C.     Elemen dasar semiotika
                      Pembahasan mengenai elemen dasar semiotika ini dibatasi pada tiga persoalan. Yaitu:
1.      Komponen tanda
            Dalam perkembangannya, semiotika menganut dikotomi bahasa yang dikembangkan Saussure, yaitu tanda (sign) memiliki hubungan antara penanda (significant/signifier) dan petanda (signifiye/signifiyed). Penanda adalah aspek material, seperti suara, huruf, bentuk, gambar, dan gerak, sedangkan petanda adalah aspek mental atau konseptual yang ditujuk oleh aspek material. Kedua aspek ini, yaitu penanda dan petanda kemudian disebut komponen tanda. Suara yang muncul dari sebuah kata yang diucapkan merupakan penanda, sedang konsepnya adalah petanda. Sehingga keberadaan dua unsur ini tidak bisa dipisahkan, dan pemisahan hanya akan mengaburkan pengertian kata (tanda) itu sendiri.
            Menurut Abdul Chaer, setiap tanda linguistic terdiri dari unsur bunyi dan unsure makna. Kedua unsur ini adalah unsur dalam bahasa (Intralingual) yang biasa merujuk atau mengacu pada referen yang merupakan unsur luar bahasa (Ekstralingual). Misalnya, buku, ini merupakan tanda yang terdiri dari unsur makna atau yang diartikan, dan unsur bunyi dalam wujud fonem ( B, U, K, U) yang mengartikan. Kemudian tanda “buku” mengacu pada satu referen yang berada diluar bahasa yang menjadi kesepakatan bersama.
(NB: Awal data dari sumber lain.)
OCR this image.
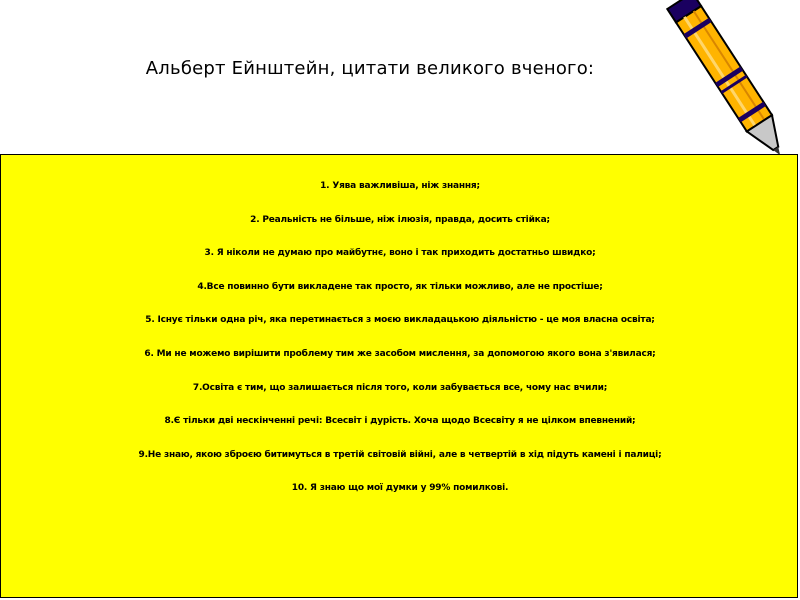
Альберт Ейнштейн, цитати великого вченого:
1. Уява важливіша, ніж знання;
2. Реальність не більше, ніж ілюзія, правда, досить стійка;
3. Я ніколи не думаю про майбутнє, воно і так приходить достатньо швидко;
4.Все повинно бути викладене так просто, як тільки можливо, але не простіше;
5. Існує тільки одна річ, яка перетинається з моєю викладацькою діяльністю - це моя власна освіта;
6. Ми не можемо вирішити проблему тим же засобом мислення, за допомогою якого вона з'явилася;
7.Освіта є тим, що залишається після того, коли забувається все, чому нас вчили;
8.Є тільки дві нескінченні речі: Всесвіт і дурість. Хоча щодо Всесвіту я не цілком впевнений;
9.Не знаю, якою зброєю битимуться в третій світовій війні, але в четвертій в хід підуть камені і палиці;
10. Я знаю що мої думки у 99% помилкові.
            Meskipun antara penanda dan petanda tampak sebagai entitas namun keduanya hanya ada sebagai komponen tanda. Tandalah yang merupakan fakta dasar dari bahasa. Suara manusia dan binatang bisa dikatakan atau sebagai bahasa bilamana suara itu mengekspresikan, menyatakan, atau menyampaikan idea atau pengertian tertentu.

2.      Relasi tanda
            Didalam konteks strukturalisme bahasa, tanda tidak dapat dilihat hanya secara individu, akan tetapi dalam relasi dan konbinasinya dengan tanda-tanda lainnya didalam sebuah system. Analisis tanda berdasarkan system atau kombinasi yang lebih besar ini melibatkan apa yang disebut aturan pengkombinasian, yang terdiri dari dua model relasi, yaitu relasi sintagmatik dan relasi paragdimatik.
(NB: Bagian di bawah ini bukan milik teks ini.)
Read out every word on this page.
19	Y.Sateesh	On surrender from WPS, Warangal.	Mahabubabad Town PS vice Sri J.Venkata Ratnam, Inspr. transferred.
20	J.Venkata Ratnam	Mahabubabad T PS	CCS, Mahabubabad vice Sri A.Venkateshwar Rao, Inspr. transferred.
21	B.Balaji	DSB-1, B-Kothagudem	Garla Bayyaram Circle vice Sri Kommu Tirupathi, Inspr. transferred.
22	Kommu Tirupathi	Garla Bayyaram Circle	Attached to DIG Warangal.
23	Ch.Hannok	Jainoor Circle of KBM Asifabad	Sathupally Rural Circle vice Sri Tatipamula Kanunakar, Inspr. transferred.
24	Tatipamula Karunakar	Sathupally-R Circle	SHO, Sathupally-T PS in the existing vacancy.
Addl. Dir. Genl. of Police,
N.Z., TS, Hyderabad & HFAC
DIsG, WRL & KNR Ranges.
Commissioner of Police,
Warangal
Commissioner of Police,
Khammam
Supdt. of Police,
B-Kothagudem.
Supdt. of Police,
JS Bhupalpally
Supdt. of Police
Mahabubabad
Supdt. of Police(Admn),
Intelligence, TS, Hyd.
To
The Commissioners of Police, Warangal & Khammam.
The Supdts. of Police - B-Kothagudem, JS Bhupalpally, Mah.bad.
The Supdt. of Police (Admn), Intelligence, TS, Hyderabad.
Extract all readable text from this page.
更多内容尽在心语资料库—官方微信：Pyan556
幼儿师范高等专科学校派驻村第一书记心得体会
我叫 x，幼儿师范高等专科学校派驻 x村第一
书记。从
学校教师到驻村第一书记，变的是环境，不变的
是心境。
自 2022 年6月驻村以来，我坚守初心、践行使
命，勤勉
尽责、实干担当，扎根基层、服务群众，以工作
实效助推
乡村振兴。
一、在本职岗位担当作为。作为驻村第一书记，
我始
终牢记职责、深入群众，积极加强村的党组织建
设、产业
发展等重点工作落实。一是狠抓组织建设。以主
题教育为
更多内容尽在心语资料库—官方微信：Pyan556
            Relasi sintagmatik adalah sebuah relasi yang merujuk kepada hubungan inpraesentia diantara satu kata dengan kata-kata yang lain, atau antara satuan gramatikal dengan satuan gramatikal lain, didalam ujaran atau tindak tutur ( speech act). Karena tutuan selalu diekspresikan sebagai suatu rangkaian tanda-tanda verbal dalam dimensi waktu, maka relasi-relasi sintagmatik kadang disebuut juga relasi-relasi linier.
            Relasi paragdimatik adalah cara pemilihan dan pengkombinasian tanda-tanda berdasarkan aturan–atuaran atau kode tertentu, sehingga dapat menghasilkan sebuah ekspresi bermakna.
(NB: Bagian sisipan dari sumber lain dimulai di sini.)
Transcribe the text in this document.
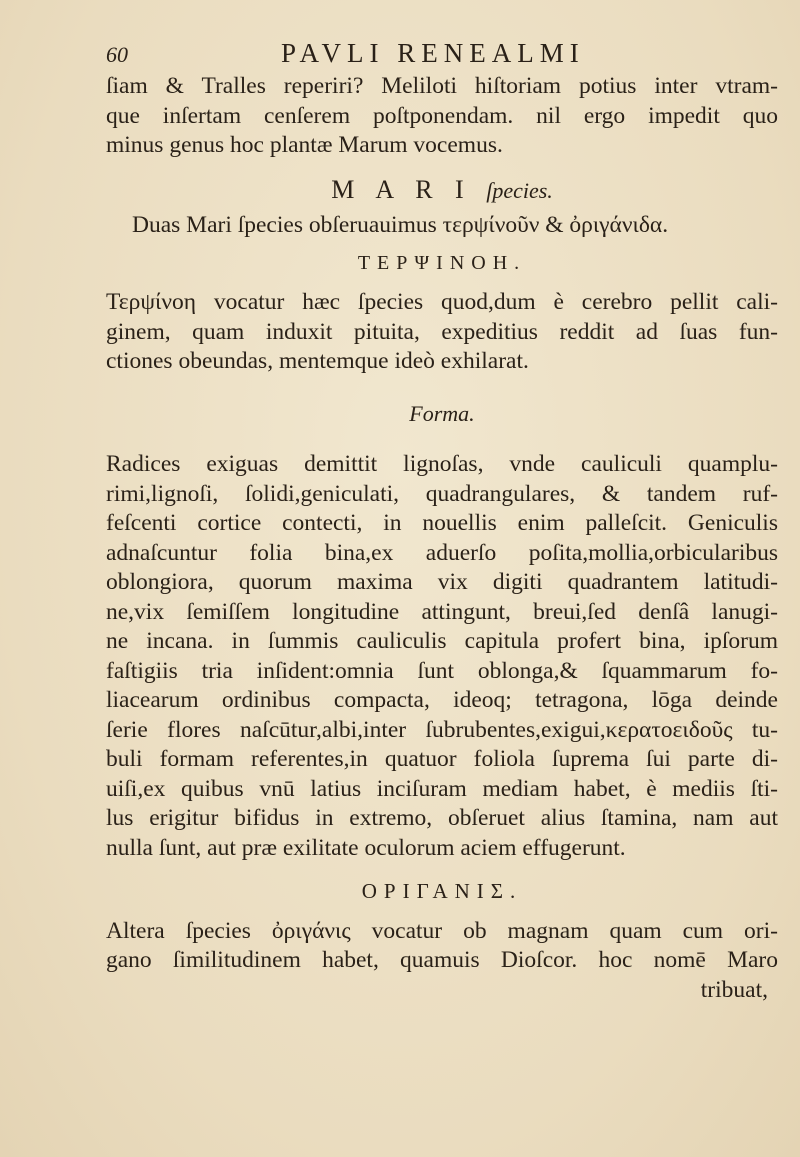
60	PAVLI RENEALMI
ſiam & Tralles reperiri? Meliloti hiſtoriam potius inter vtram-
que inſertam cenſerem poſtponendam. nil ergo impedit quo
minus genus hoc plantæ Marum vocemus.
M A R I ſpecies.
Duas Mari ſpecies obſeruauimus τερψίνοῦν & ὀριγάνιδα.
ΤΕΡΨΙΝΟΗ.
Τερψίνοη vocatur hæc ſpecies quod,dum è cerebro pellit cali-
ginem, quam induxit pituita, expeditius reddit ad ſuas fun-
ctiones obeundas, mentemque ideò exhilarat.
Forma.
Radices exiguas demittit lignoſas, vnde cauliculi quamplu-
rimi,lignoſi, ſolidi,geniculati, quadrangulares, & tandem ruf-
feſcenti cortice contecti, in nouellis enim palleſcit. Geniculis
adnaſcuntur folia bina,ex aduerſo poſita,mollia,orbicularibus
oblongiora, quorum maxima vix digiti quadrantem latitudi-
ne,vix ſemiſſem longitudine attingunt, breui,ſed denſâ lanugi-
ne incana. in ſummis cauliculis capitula profert bina, ipſorum
faſtigiis tria inſident:omnia ſunt oblonga,& ſquammarum fo-
liacearum ordinibus compacta, ideoq; tetragona, lōga deinde
ſerie flores naſcūtur,albi,inter ſubrubentes,exigui,κερατοειδοῦς tu-
buli formam referentes,in quatuor foliola ſuprema ſui parte di-
uiſi,ex quibus vnū latius inciſuram mediam habet, è mediis ſti-
lus erigitur bifidus in extremo, obſeruet alius ſtamina, nam aut
nulla ſunt, aut præ exilitate oculorum aciem effugerunt.
ΟΡΙΓΑΝΙΣ.
Altera ſpecies ὀριγάνις vocatur ob magnam quam cum ori-
gano ſimilitudinem habet, quamuis Dioſcor. hoc nomē Maro
tribuat,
            Kode adalah seperangkat aturan bersama atau konvensi yang didalamnya tanda-tanda yang dapat dikombinasikan, sehingga memungkinkan pesan dikomunikasikan dari seseorang kepada orang lain.
            Meskipun bahasa sebagai sebuah system berisi tanda-tanda, tanda-tanda itu sendiri pada dasarnya bukanlah suatu yang tetap dan homogen. Perbedaan system langue menunjukan bahwa tanda memiliki mekanismenya sendiri dalam relasinya dengan tanda-tanda yang lain. Mekanisme itu adalah perbedaan. Misalnya, pasar dan pusar, kedua tanda ini memiliki diferensi yang jelas.
            Selain berfungsi memperjelas, diferensi tanda-tanda juga berfungsi memperlihatkan system relasi yang unik dalam bahasa. Bahasa, seperti yang dikatakan Saussure bukanlah subtansi tetapi bentuk. Bahasa selalu bergerak dalam relasi tanda yang tak ada ujung pangkalnya.namun hanya melalu diferensi, relasi itu dimungkinkan. Diferensi diciptakan identitas dalam tiap tanda. Misalnya, contoh yang dibuat Saussure la fliure du pommier (bunga apel) dan  da la fleur de la noblese (elit dikalangan bangsawan). Walaupun kata-kata fleur dicantumkan dalam kedua kalimat diatas, namun karena relasinya berbeda, identitas fleur pada kalimat pertama tidak sama dengan fleur pada kalimat kedua.

3.       Tingkatan tanda
            Rolland barthes mengembangkan dua tingkat pertandaan yang memungkinkan untuk dihasilkannya makna yang juga bertingkat-tingkat, yaitu tingkat denotasi dan konotasi. Denotasi adalah tingkat pertandaan yang menjelaskan hubungan antara penanda dan petanda, atau antara tanda dan rujukannya pada realitas, yang menghasilkan makna yang eksplisit, langsung, dan pasti. Makna denotasi dalam hal ini, adalah makna pada apa yang tampak. Misalnya, foto Ahmad, berarti wajah Ahmad yang sesungguhnya.
            Konotasi adalah tingkat pertandaan yang menjelaskan hubungan antara penanda dan petanda, yang didalamnya beroperasi makna yang tidak eksplisit, tidak langsung, dan tidak pasti (terbuka terhadap berbagai kemungkingkinan). Ia menciptakan makna-makna lapis kedua yang terbentuk ketika penanda dikaitkan dengan berbagai aspek psikologis, seperti perasaan, emosi, atau keyakinan. Misalnya, tanda bunga ia mengkonotasikan kasih sayang.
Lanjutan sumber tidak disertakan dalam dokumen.